Também na mídia, a visibilidade do pensamento psicanalítico diminuiu em comparação com as décadas de 70 e 80, por mais que chavões como “Freud explica” continuem no vocabulário popular. “O freudismo e a psicanálise deixaram de ser saberes midiáticos, aqueles que tomam a dianteira e são consultados a propósito de crises para explicar uma realidade que foge à compreensão cotidiana”, afirma Godino Cabas.

O afastamento do foco das atenções, contudo, é visto pelo psicanalista como algo positivo. “Todo o trabalho midiático do Eduardo Mascarenhas (que participava de programas televisivos como o TV Mulher, nos anos 80) e dos analistas que periodicamente apareciam na mídia é uma caricatura da psicanálise”, critica Cabas. A psicanálise não é, afinal, uma teoria que ambicione explicar condutas. Seu objetivo é levar o sujeito a reconhecer suas condutas e acolhê-las como “uma expressão de uma verdade interna desconhecida.”

Esse autoconhecimento exige tempo, enquanto a palavra de ordem contemporânea é a pressa. A busca pela satisfação imediata, que caracteriza o milênio, faz com que as pessoas deixem de refletir sobre si mesmas, e a falta de tempo para entender o “eu interior” diminui o interesse pela teoria freudiana.

“Nos Estados Unidos, Freud não tem tanta credibilidade por causa do modo de vida dos americanos, que precisam de soluções rápidas para as coisas. A teoria é esquecida facilmente nestes locais”, explica a psicanalista Sissi Vigil Castiel, diretora de ensino da Sigmund Freud Associação Psicanalítica, de Porto Alegre.

Ponto de partida

No Brasil e nos países latinos, como a França, Freud ainda é considerado pertinente. “Freud é central na minha prática”, afirma Cabas. “É um autor que conseguiu ver as doenças nervosas como poucos médicos as investigaram. Levou a paixão de investigador do laboratório científico para o consultório”, completa.

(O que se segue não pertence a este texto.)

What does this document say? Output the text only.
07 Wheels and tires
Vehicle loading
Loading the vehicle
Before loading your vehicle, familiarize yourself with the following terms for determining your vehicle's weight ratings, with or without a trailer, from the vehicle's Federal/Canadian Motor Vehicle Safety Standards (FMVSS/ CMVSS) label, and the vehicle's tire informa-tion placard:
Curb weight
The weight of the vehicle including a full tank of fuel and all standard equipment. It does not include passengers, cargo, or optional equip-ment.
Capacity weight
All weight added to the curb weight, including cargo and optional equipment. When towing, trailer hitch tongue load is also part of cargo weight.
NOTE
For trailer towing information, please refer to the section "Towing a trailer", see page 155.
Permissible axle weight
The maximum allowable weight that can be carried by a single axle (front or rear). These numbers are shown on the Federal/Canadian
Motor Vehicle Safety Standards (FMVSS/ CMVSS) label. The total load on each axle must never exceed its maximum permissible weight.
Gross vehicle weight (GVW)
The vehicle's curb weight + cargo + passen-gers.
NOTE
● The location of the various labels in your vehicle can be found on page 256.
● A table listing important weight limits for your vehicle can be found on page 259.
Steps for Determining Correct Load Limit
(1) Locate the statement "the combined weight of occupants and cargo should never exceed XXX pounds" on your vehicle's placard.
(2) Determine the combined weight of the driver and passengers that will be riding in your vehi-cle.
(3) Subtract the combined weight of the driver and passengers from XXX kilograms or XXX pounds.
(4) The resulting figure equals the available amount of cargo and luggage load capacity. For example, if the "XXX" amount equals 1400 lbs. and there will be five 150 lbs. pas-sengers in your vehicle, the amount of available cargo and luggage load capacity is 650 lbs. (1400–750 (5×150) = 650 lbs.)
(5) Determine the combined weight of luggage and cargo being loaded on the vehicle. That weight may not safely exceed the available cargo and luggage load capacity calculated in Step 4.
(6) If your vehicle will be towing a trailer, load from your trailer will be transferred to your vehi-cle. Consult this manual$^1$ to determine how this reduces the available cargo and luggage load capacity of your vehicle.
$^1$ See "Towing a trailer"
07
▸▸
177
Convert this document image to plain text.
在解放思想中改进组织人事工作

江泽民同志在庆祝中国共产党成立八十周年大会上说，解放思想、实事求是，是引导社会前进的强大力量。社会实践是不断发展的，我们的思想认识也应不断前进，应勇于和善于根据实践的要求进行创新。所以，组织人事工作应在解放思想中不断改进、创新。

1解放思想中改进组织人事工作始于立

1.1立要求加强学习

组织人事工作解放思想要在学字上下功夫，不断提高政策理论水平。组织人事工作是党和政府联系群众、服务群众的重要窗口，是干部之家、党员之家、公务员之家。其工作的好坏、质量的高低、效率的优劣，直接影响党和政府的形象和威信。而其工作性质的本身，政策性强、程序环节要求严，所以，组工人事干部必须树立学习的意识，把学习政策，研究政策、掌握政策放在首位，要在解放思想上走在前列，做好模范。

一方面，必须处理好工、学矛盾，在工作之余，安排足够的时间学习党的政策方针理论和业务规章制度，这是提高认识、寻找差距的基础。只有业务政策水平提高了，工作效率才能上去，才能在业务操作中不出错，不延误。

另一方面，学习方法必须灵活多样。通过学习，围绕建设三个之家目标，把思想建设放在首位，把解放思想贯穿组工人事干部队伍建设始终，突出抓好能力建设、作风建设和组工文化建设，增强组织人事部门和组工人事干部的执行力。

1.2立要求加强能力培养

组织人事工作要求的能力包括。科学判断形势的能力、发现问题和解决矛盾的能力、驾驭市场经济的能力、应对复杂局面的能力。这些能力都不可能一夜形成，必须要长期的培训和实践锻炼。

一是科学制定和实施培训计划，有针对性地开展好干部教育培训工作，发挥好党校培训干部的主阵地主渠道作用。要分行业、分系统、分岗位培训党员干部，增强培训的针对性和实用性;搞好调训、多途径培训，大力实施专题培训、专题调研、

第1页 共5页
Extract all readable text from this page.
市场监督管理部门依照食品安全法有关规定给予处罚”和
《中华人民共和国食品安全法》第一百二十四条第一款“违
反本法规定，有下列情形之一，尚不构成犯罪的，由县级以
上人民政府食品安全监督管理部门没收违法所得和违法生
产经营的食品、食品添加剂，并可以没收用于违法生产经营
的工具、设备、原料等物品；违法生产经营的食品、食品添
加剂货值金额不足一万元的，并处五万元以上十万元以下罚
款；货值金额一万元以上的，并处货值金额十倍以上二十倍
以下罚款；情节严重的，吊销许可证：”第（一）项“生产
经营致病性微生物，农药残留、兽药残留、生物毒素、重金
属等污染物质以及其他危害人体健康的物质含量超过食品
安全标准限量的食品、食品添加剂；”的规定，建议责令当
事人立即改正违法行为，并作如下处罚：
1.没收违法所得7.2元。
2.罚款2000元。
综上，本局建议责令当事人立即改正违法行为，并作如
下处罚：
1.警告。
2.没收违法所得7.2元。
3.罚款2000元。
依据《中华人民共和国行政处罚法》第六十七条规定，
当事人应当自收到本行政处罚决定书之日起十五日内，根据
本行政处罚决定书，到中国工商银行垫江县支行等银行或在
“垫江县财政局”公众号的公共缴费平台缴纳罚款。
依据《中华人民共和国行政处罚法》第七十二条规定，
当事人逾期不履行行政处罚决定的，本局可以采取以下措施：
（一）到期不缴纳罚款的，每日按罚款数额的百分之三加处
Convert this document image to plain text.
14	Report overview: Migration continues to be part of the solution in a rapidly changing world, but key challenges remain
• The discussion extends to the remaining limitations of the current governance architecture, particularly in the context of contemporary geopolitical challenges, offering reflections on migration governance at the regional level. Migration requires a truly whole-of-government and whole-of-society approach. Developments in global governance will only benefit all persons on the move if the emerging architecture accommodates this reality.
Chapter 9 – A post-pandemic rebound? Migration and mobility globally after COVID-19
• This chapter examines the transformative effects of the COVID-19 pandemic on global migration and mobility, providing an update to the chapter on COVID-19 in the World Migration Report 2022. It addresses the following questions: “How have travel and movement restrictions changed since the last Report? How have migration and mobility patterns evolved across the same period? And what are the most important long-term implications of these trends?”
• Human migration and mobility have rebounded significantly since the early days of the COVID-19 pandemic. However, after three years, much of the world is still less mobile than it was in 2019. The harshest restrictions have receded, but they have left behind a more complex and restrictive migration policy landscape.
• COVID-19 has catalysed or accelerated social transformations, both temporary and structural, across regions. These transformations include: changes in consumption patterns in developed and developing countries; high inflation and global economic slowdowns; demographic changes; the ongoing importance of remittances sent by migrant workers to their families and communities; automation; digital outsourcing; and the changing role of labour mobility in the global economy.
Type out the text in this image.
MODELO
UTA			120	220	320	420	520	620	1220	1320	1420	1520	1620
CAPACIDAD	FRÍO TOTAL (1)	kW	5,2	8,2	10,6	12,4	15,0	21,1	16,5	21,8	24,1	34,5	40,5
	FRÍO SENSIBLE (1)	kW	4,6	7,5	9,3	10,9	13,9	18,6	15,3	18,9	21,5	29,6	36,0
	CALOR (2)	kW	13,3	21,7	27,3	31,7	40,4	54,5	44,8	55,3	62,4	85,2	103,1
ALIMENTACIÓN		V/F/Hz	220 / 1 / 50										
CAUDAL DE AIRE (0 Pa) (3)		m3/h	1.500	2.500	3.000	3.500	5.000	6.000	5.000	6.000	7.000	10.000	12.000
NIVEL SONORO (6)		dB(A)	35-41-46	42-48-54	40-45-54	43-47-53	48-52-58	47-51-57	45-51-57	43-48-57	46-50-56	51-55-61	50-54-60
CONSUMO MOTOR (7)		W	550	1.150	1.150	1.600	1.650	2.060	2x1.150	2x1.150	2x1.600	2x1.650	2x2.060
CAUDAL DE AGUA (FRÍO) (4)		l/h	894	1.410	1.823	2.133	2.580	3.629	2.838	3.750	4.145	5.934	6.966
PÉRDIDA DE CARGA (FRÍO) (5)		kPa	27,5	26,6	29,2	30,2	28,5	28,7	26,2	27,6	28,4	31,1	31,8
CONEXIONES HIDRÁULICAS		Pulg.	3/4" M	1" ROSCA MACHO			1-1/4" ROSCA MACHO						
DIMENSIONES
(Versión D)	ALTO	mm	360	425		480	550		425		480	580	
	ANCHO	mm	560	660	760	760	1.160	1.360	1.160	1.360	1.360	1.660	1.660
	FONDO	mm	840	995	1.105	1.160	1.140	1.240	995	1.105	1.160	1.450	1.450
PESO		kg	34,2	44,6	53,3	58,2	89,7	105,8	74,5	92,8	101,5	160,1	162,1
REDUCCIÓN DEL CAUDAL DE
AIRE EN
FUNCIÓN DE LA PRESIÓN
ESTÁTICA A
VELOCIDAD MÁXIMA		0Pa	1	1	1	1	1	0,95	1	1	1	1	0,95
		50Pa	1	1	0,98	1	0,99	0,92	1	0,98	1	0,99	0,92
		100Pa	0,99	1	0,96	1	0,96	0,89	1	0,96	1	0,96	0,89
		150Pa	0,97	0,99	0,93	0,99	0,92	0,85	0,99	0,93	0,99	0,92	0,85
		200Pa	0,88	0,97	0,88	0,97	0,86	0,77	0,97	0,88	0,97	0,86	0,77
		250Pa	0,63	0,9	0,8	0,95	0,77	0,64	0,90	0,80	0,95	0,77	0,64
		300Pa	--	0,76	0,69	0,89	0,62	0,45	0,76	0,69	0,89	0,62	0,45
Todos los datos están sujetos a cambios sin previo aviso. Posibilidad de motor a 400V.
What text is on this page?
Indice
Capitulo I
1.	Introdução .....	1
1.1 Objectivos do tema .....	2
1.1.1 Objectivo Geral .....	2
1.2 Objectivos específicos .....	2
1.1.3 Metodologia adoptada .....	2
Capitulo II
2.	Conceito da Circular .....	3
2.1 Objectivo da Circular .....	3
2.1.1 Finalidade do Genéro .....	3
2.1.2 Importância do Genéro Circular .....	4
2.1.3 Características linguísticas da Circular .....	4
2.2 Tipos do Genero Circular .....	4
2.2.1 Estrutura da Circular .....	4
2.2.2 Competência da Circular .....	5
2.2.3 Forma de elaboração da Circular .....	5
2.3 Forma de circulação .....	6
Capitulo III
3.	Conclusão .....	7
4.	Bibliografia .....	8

A atualidade da teoria freudiana não significa, contudo, que ela ainda seja seguida como no original. “Freud ainda é muito respeitado, mas ele tem que ser estudado como ponto de partida, como um pensador da sua época”, observa a psicanalista Edna Maria Romano Wallbach, presidente do Núcleo Psicanalítico de Curitiba.

Melanie Klein, Jacques Lacan, D.W. Winnicott e os demais seguidores dele não negaram seu pensamento, mas revisaram conceitos – uma prática que o próprio Freud mantinha enquanto vivo, à medida que fazia novas descobertas. “Freud foi um grande revisor de si mesmo. Essa constante transformação é fiel ao pensamento freudiano”, comenta Rosa.

Se a doutrina freudiana não dá conta sozinha de abarcar todas as variáveis da conduta humana, certamente foi a responsável por abrir caminho para a neurociência e outras descobertas futuras. “É claro que Freud não precisou pensar em questões que acontecem na sociedade de hoje, afinal, as famílias estão mudadas. Ele não tratava de psicóticos nem de crianças, por exemplo. Cuidava de histéricas”, observa Sissi.

Coube então a seus discípulos aprofundar os assuntos nos quais o psicanalista não se demorou mais.